With such paranoia i have better idea for you: create code in default notebook and compile it outside of your computer.
For example here - https://repl.it/languages/python3

you know the best way to do that? read the original source of what you're replicating, then write your "inspirational" version. You'd probably end up coming to the conclusion, in more than 90% of cases, that the original was better

Also, i'm very doubt that you're check all dependencies and source code for applications, of course, if you're not using 2-3 python applications and don't have any offline life. (or if you not working in code audit company) Because it's impossible to do for one person, due to number of updates, number of source code etc.

right, I didn't say that though. It's a simple case of checking the history of other projects using that library.
 

If you want, and do not trust to how pip download packeges, you can download wheels from https://pypi.org/simple/ and setup it by yourself with pip help (building with pip through local computer).
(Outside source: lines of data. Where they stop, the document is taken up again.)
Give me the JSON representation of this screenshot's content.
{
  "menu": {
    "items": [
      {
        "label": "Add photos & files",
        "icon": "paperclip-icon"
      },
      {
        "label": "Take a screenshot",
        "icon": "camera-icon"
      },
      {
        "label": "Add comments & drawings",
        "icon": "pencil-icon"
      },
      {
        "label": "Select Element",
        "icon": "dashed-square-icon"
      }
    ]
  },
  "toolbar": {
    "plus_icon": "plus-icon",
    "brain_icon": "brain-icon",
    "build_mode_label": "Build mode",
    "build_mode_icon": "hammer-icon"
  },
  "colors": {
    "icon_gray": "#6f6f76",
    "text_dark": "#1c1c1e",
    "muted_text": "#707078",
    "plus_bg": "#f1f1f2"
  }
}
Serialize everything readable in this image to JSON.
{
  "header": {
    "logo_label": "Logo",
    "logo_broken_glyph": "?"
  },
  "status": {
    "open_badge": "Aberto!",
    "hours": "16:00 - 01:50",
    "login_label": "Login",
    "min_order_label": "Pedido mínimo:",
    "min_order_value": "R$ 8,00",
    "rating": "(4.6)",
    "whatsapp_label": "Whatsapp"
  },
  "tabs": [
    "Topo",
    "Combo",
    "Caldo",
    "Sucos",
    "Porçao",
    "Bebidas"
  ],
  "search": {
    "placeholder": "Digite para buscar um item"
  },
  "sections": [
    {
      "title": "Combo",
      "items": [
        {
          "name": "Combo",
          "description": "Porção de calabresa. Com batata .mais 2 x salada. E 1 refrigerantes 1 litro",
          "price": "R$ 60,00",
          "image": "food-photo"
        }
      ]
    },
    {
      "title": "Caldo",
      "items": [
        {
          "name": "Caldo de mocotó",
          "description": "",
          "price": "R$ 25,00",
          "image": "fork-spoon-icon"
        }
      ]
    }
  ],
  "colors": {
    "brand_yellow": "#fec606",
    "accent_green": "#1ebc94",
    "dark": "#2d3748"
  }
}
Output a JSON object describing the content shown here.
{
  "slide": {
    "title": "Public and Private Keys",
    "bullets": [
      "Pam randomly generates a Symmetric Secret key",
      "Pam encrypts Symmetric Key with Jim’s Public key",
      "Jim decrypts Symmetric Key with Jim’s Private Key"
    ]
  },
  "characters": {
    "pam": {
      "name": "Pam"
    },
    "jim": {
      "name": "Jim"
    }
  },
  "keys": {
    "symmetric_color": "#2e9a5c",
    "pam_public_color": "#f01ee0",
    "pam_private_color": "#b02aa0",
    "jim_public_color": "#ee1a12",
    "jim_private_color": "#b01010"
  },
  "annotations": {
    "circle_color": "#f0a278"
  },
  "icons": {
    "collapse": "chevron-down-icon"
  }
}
that gives you identical security as using pip, the SSL cerificate for https://pypi.org, so that makes zero difference


I don't get why doing basic 5-10 minutes research on Python libraries, then using the OS package manager to dl or compile them is paranoid. I do far more extreme things in the name of security, and it's on computers I'm, guess what, using Bitcoin with.

I hope you're lucky enough to avoid any malware with your "saner" approach. If I'm crazy, I'd prefer to stay that way if it means I can avoid malware theft of my BTC

[TechPriest]

I don't get why doing basic 5-10 minutes research on Python libraries, then using the OS package manager to dl or compile them is paranoid

Because pip is very powerful tool, which for example create all needed dependencies while installing some package. Without it, it's very likely that installed package can be working with some problems (exceptions, bugs, broken launches and etc).

Don't be angry on me, but for me it's look like i tell you: "here is hammer, you can use it to hammer in nails" And you asnwer: "No, thanks, i will better use my head!" 

I do far more extreme things in the name of security

Not using smartphones? Because it's well known fact that many programs on it (like instagram) can record any information through smartphone's receiver. Without you even notice. I have interesting story by myself 

Or not using Intel component parts, because it's well known that they implement backdoors in their hardware.

I hope you're lucky enough to avoid any malware with your "saner" approach. If I'm crazy, I'd prefer to stay that way if it means I can avoid malware theft of my BTC

Everything in the world have bad point, normal point and overkill. Your way - it's obvious overkill, on my modest view.